IBM Research says it is serious about inspiring interest in science. And its latest effort may well achieve that goal.
Several of the company's scientists recently put the finishing touches on "A Boy and His Atom," which has been certified by the Guinness World Records as the world's smallest-ever stop-motion film.
The project involved shooting 250 frames of a story built around a boy who goes on a playful journey involving dancing, bouncing on a trampoline, and playing catch. The noteworthy part? The film was made at the atomic level, using precisely-placed atoms that were manipulated over several days to tell the story.
IBM Research scientists Heinrich Rohrer and Gerd Binnig won the 1986 Nobel Prize in physics for inventing the scanning tunneling microscope, the device used to precisely manipulate the atoms used in making the film. Last year, IBM Research broke new ground by using the scanning tunneling microscope to prove you could store a bit of information with as little as 12 atoms.

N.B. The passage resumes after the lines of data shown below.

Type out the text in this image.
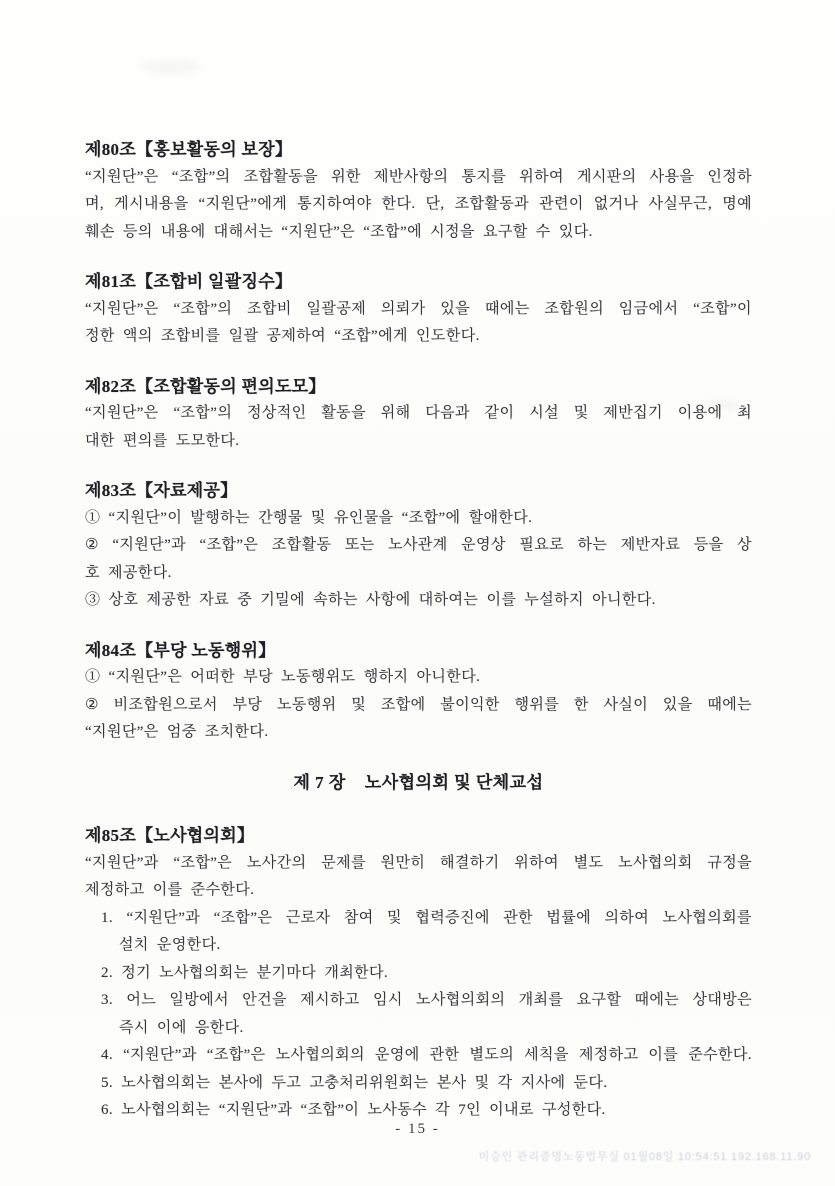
제80조【홍보활동의 보장】
“지원단”은 “조합”의 조합활동을 위한 제반사항의 통지를 위하여 게시판의 사용을 인정하
며, 게시내용을 “지원단”에게 통지하여야 한다. 단, 조합활동과 관련이 없거나 사실무근, 명예
훼손 등의 내용에 대해서는 “지원단”은 “조합”에 시정을 요구할 수 있다.
제81조【조합비 일괄징수】
“지원단”은 “조합”의 조합비 일괄공제 의뢰가 있을 때에는 조합원의 임금에서 “조합”이
정한 액의 조합비를 일괄 공제하여 “조합”에게 인도한다.
제82조【조합활동의 편의도모】
“지원단”은 “조합”의 정상적인 활동을 위해 다음과 같이 시설 및 제반집기 이용에 최
대한 편의를 도모한다.
제83조【자료제공】
① “지원단”이 발행하는 간행물 및 유인물을 “조합”에 할애한다.
② “지원단”과 “조합”은 조합활동 또는 노사관계 운영상 필요로 하는 제반자료 등을 상
호 제공한다.
③ 상호 제공한 자료 중 기밀에 속하는 사항에 대하여는 이를 누설하지 아니한다.
제84조【부당 노동행위】
① “지원단”은 어떠한 부당 노동행위도 행하지 아니한다.
② 비조합원으로서 부당 노동행위 및 조합에 불이익한 행위를 한 사실이 있을 때에는
“지원단”은 엄중 조치한다.
제 7 장    노사협의회 및 단체교섭
제85조【노사협의회】
“지원단”과 “조합”은 노사간의 문제를 원만히 해결하기 위하여 별도 노사협의회 규정을
제정하고 이를 준수한다.
1. “지원단”과 “조합”은 근로자 참여 및 협력증진에 관한 법률에 의하여 노사협의회를
설치 운영한다.
2. 정기 노사협의회는 분기마다 개최한다.
3. 어느 일방에서 안건을 제시하고 임시 노사협의회의 개최를 요구할 때에는 상대방은
즉시 이에 응한다.
4. “지원단”과 “조합”은 노사협의회의 운영에 관한 별도의 세칙을 제정하고 이를 준수한다.
5. 노사협의회는 본사에 두고 고충처리위원회는 본사 및 각 지사에 둔다.
6. 노사협의회는 “지원단”과 “조합”이 노사동수 각 7인 이내로 구성한다.
- 15 -
미승인 관리증명노동법무실 01월08일 10:54:51 192.168.11.90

In order to move the atoms around with such precision, the IBM team used a computer to remotely-operate an extremely sharp needle on a copper surface. The needle is placed just one nanometer (a billionth of a meter) away from the surface, allowing it to physically attract the atoms and molecules on the surface in order to move them around to exactly where they were needed.
Even as IBM Research was using its scanning tunneling microscope to produce imagery for its world-record film, "A boy and his atom," they were also generating images that will be included in the iOS and Android app that will accompany the new feature film, "Star Trek Into Darkness."
IBM researchers placed an extremely sharp needle one nanometer (a billionth of a meter) away from a copper surface in order to move individual atoms around for the production of imagery for the "Star Trek Into Darkness" mobile app. This included the creation of an extremely small USS Enterprise.